Texas’ Fifth District Court of Appeals in Dallas has ruled that a trial court abused its discretion when it refused to allow a party to a lawsuit to engage in discovery over an arbitrator’s purported evident partiality. In Rodas v. La Madeleine of Texas, No. 05-14-00054-CV (Tex. App. – Dallas, April 10, 2015), a Texas worker, Rodas, filed a lawsuit against her employer, La Madeline of Texas, Inc., over the personal injuries she allegedly sustained while at work. At the time of the employee’s purported injury accident, La Madeline was not a Texas workers’ compensation insurance coverage subscriber.
In response to Rodas’s complaint, her employer filed a motion to compel arbitration with the 162nd District Court. After La Madeline’s motion was granted, the case was submitted to a neutral arbitrator pursuant to the terms of the parties’ arbitral agreement. Eight months later, the arbitrator issued an award in favor of the hurt woman’s employer.
A few months after the arbitrator issued his decision, Rodas sought to vacate the award due to the neutral’s purported evident partiality. According to the worker, the arbitrator demonstrated evident partiality when he failed to disclose that he served as the sole arbitrator for other disputes involving her employer’s counsel while her own case was pending. In addition, La Madeline filed a motion to confirm the arbitrator’s decision. Rodas next sought to conduct discovery regarding the neutral’s alleged partiality. Following numerous hearings, the trial court ultimately denied the worker’s discovery requests and confirmed the arbitration award.
On appeal to Texas’ Fifth District in Dallas, Rodas argued that the trial court abused its discretion when it denied her discovery request regarding the arbitrator’s possible evident partiality. First, the appellate court stated, “a trial court abuses its discretion if it denies discovery going to the heart of a party’s case or if that denial severely compromises a party’s ability to present a viable defense.” Next, the Dallas court said the parties agreed the Federal Arbitration Act applied to the case. After that, the Fifth District examined what constitutes evident partiality that may require vacating an arbitration award.
The appeals court said evident partiality occurs when a neutral arbitrator fails to disclose information that would reasonably give an objective observer the impression that he or she exhibited partiality. The court continued by stating, “an arbitrator’s failure to disclose that a party’s representative has previously appeared before him as a party representative in a different arbitration may also be sufficient evidence of evident partiality. See Alim v. KBR (Kellogg, Brown & Root)— Halliburton, 331 S.W.3d 178, 182 (Tex. App.-Dallas 2011, no pet.).”

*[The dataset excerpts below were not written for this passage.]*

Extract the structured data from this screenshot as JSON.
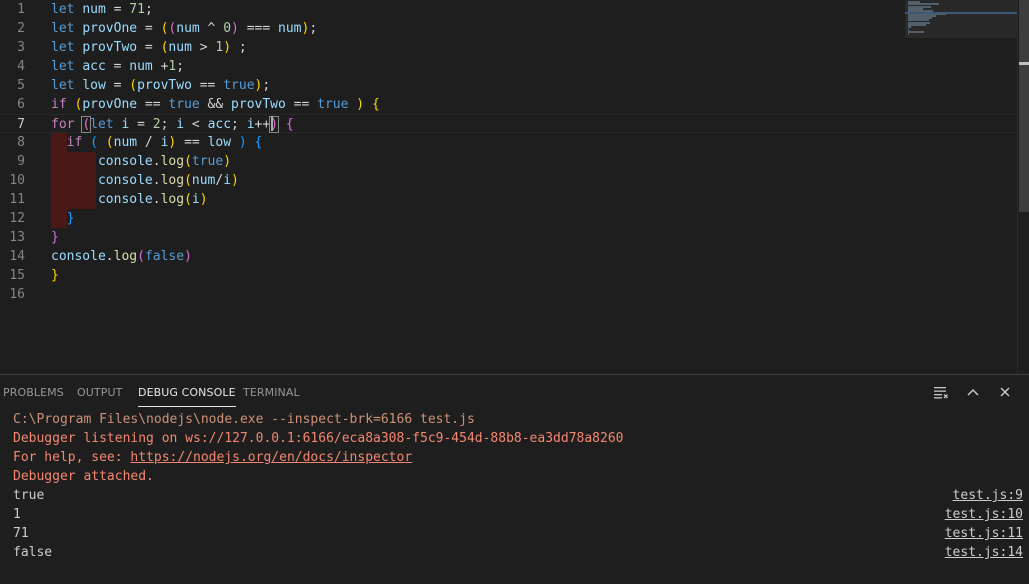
{
  "editor": {
    "line_numbers": [
      "1",
      "2",
      "3",
      "4",
      "5",
      "6",
      "7",
      "8",
      "9",
      "10",
      "11",
      "12",
      "13",
      "14",
      "15",
      "16"
    ],
    "lines": [
      [
        [
          "kw",
          "let"
        ],
        [
          "op",
          " "
        ],
        [
          "id",
          "num"
        ],
        [
          "op",
          " = "
        ],
        [
          "num",
          "71"
        ],
        [
          "op",
          ";"
        ]
      ],
      [
        [
          "kw",
          "let"
        ],
        [
          "op",
          " "
        ],
        [
          "id",
          "provOne"
        ],
        [
          "op",
          " = "
        ],
        [
          "b1",
          "("
        ],
        [
          "b2",
          "("
        ],
        [
          "id",
          "num"
        ],
        [
          "op",
          " ^ "
        ],
        [
          "num",
          "0"
        ],
        [
          "b2",
          ")"
        ],
        [
          "op",
          " === "
        ],
        [
          "id",
          "num"
        ],
        [
          "b1",
          ")"
        ],
        [
          "op",
          ";"
        ]
      ],
      [
        [
          "kw",
          "let"
        ],
        [
          "op",
          " "
        ],
        [
          "id",
          "provTwo"
        ],
        [
          "op",
          " = "
        ],
        [
          "b1",
          "("
        ],
        [
          "id",
          "num"
        ],
        [
          "op",
          " > "
        ],
        [
          "num",
          "1"
        ],
        [
          "b1",
          ")"
        ],
        [
          "op",
          " ;"
        ]
      ],
      [
        [
          "kw",
          "let"
        ],
        [
          "op",
          " "
        ],
        [
          "id",
          "acc"
        ],
        [
          "op",
          " = "
        ],
        [
          "id",
          "num"
        ],
        [
          "op",
          " +"
        ],
        [
          "num",
          "1"
        ],
        [
          "op",
          ";"
        ]
      ],
      [
        [
          "kw",
          "let"
        ],
        [
          "op",
          " "
        ],
        [
          "id",
          "low"
        ],
        [
          "op",
          " = "
        ],
        [
          "b1",
          "("
        ],
        [
          "id",
          "provTwo"
        ],
        [
          "op",
          " == "
        ],
        [
          "kw",
          "true"
        ],
        [
          "b1",
          ")"
        ],
        [
          "op",
          ";"
        ]
      ],
      [
        [
          "ctl",
          "if"
        ],
        [
          "op",
          " "
        ],
        [
          "b1",
          "("
        ],
        [
          "id",
          "provOne"
        ],
        [
          "op",
          " == "
        ],
        [
          "kw",
          "true"
        ],
        [
          "op",
          " && "
        ],
        [
          "id",
          "provTwo"
        ],
        [
          "op",
          " == "
        ],
        [
          "kw",
          "true"
        ],
        [
          "op",
          " "
        ],
        [
          "b1",
          ")"
        ],
        [
          "op",
          " "
        ],
        [
          "b1",
          "{"
        ]
      ],
      [
        [
          "ctl",
          "for"
        ],
        [
          "op",
          " "
        ],
        [
          "b2m",
          "("
        ],
        [
          "kw",
          "let"
        ],
        [
          "op",
          " "
        ],
        [
          "id",
          "i"
        ],
        [
          "op",
          " = "
        ],
        [
          "num",
          "2"
        ],
        [
          "op",
          "; "
        ],
        [
          "id",
          "i"
        ],
        [
          "op",
          " < "
        ],
        [
          "id",
          "acc"
        ],
        [
          "op",
          "; "
        ],
        [
          "id",
          "i"
        ],
        [
          "op",
          "++"
        ],
        [
          "b2m",
          ")"
        ],
        [
          "op",
          " "
        ],
        [
          "b2",
          "{"
        ]
      ],
      [
        [
          "ind1",
          ""
        ],
        [
          "op",
          "  "
        ],
        [
          "ctl",
          "if"
        ],
        [
          "op",
          " "
        ],
        [
          "b3",
          "("
        ],
        [
          "op",
          " "
        ],
        [
          "b1",
          "("
        ],
        [
          "id",
          "num"
        ],
        [
          "op",
          " / "
        ],
        [
          "id",
          "i"
        ],
        [
          "b1",
          ")"
        ],
        [
          "op",
          " == "
        ],
        [
          "id",
          "low"
        ],
        [
          "op",
          " "
        ],
        [
          "b3",
          ")"
        ],
        [
          "op",
          " "
        ],
        [
          "b3",
          "{"
        ]
      ],
      [
        [
          "ind2",
          ""
        ],
        [
          "op",
          "      "
        ],
        [
          "id",
          "console"
        ],
        [
          "op",
          "."
        ],
        [
          "fn",
          "log"
        ],
        [
          "b1",
          "("
        ],
        [
          "kw",
          "true"
        ],
        [
          "b1",
          ")"
        ]
      ],
      [
        [
          "ind2",
          ""
        ],
        [
          "op",
          "      "
        ],
        [
          "id",
          "console"
        ],
        [
          "op",
          "."
        ],
        [
          "fn",
          "log"
        ],
        [
          "b1",
          "("
        ],
        [
          "id",
          "num"
        ],
        [
          "op",
          "/"
        ],
        [
          "id",
          "i"
        ],
        [
          "b1",
          ")"
        ]
      ],
      [
        [
          "ind2",
          ""
        ],
        [
          "op",
          "      "
        ],
        [
          "id",
          "console"
        ],
        [
          "op",
          "."
        ],
        [
          "fn",
          "log"
        ],
        [
          "b1",
          "("
        ],
        [
          "id",
          "i"
        ],
        [
          "b1",
          ")"
        ]
      ],
      [
        [
          "ind1",
          ""
        ],
        [
          "op",
          "  "
        ],
        [
          "b3",
          "}"
        ]
      ],
      [
        [
          "b2",
          "}"
        ]
      ],
      [
        [
          "id",
          "console"
        ],
        [
          "op",
          "."
        ],
        [
          "fn",
          "log"
        ],
        [
          "b2",
          "("
        ],
        [
          "kw",
          "false"
        ],
        [
          "b2",
          ")"
        ]
      ],
      [
        [
          "b1",
          "}"
        ]
      ],
      []
    ],
    "current_line": 7
  },
  "panel": {
    "tabs": [
      {
        "label": "PROBLEMS",
        "active": false
      },
      {
        "label": "OUTPUT",
        "active": false
      },
      {
        "label": "DEBUG CONSOLE",
        "active": true
      },
      {
        "label": "TERMINAL",
        "active": false
      }
    ],
    "console": [
      {
        "text": "C:\\Program Files\\nodejs\\node.exe --inspect-brk=6166 test.js",
        "kind": "orange",
        "source": ""
      },
      {
        "text": "Debugger listening on ws://127.0.0.1:6166/eca8a308-f5c9-454d-88b8-ea3dd78a8260",
        "kind": "red",
        "source": ""
      },
      {
        "text_prefix": "For help, see: ",
        "link": "https://nodejs.org/en/docs/inspector",
        "kind": "red",
        "source": ""
      },
      {
        "text": "Debugger attached.",
        "kind": "red",
        "source": ""
      },
      {
        "text": "true",
        "kind": "plain",
        "source": "test.js:9"
      },
      {
        "text": "1",
        "kind": "plain",
        "source": "test.js:10"
      },
      {
        "text": "71",
        "kind": "plain",
        "source": "test.js:11"
      },
      {
        "text": "false",
        "kind": "plain",
        "source": "test.js:14"
      }
    ]
  },
  "icons": {
    "clear": "clear-console-icon",
    "maximize": "chevron-up-icon",
    "close": "close-icon"
  }
}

Next, Texas’ Fifth District discussed when a party to a dispute is entitled to engage in discovery regarding an arbitrator’s purported evident partiality following arbitral proceedings. After examining relevant case law, the court said it was not required to decide whether a party must “make a threshold evidentiary showing of grounds to vacate an award before being permitted to take related discovery” based on the facts of the case. Instead, the court found:
Because discovery is permissible if it is reasonably calculated to lead to the discovery of admissible evidence, see Tex. R. Civ. P. 192.3(a), and Rodas’s requested discovery is directed at her evident partiality grounds for attempting to vacate the award, the proceedings described above support allowing her to conduct her requested discovery. Over the course of three hearings, attorneys for La Madeleine, for Gilbert, and for entities apparently related to Gilbert repeatedly admitted that Gilbert had failed to disclose one or two arbitrations involving La Madeleine’s law firm and that Gilbert accepted during the pendency of Rodas’s arbitration. Rodas was entitled to conduct reasonable discovery to flesh out all relevant undisclosed facts. See Karlseng I, 286 S.W.3d at 57-58.

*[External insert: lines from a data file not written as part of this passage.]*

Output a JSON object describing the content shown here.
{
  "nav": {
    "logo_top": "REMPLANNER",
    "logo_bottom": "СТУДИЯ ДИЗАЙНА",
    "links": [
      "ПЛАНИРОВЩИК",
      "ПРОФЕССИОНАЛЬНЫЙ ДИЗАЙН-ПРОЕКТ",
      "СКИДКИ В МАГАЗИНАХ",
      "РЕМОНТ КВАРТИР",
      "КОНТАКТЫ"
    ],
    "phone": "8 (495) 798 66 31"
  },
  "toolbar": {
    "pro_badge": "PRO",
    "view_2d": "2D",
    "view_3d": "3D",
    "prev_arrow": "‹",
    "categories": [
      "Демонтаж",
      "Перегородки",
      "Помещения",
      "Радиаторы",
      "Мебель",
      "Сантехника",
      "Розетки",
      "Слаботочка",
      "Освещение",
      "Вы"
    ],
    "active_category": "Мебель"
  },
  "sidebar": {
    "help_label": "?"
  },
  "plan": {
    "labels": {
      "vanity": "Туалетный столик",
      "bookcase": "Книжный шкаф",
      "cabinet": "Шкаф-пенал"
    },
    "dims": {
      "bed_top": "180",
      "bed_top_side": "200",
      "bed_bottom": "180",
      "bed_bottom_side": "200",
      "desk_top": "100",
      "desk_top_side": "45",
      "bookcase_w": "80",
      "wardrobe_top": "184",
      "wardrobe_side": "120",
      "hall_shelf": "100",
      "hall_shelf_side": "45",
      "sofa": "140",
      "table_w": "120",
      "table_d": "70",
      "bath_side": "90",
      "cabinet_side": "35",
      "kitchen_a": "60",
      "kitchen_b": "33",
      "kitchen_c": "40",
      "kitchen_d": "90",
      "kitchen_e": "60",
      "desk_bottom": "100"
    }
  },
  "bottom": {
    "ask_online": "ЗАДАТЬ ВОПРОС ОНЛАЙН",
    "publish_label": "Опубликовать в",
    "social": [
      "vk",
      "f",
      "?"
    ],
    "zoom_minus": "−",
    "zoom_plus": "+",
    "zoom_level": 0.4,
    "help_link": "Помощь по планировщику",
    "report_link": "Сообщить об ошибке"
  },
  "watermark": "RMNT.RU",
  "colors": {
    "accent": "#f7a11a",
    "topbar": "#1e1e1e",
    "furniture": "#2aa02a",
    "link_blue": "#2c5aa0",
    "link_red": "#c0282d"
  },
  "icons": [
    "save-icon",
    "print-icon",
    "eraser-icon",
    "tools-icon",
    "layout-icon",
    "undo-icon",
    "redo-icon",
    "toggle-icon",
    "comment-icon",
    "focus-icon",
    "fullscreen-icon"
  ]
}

The appellate court then turned to whether the unsworn statements made by La Madeline’s counsel were “sufficient evidence to support Rodas’s requests for discovery.” After finding they were not, the court added that Rodas was not required to request a continuance after the trial court refused to allow the worker to conduct discovery. The court said:
…the trial court denied Rodas any discovery on the evident-partiality issue. Since Rodas would not have been able to conduct discovery during a continuance anyway, requesting a continuance would have been pointless. On the facts of this case, Rodas was not required to request a continuance to preserve her argument that the trial court erred by denying her any opportunity to conduct discovery.
Finally, Texas’ Fifth District Court of Appeals held that the trial court abused its discretion when it denied the injured worker’s post-arbitration discovery request, reversed the lower court’s order confirming the arbitral award, and remanded the case.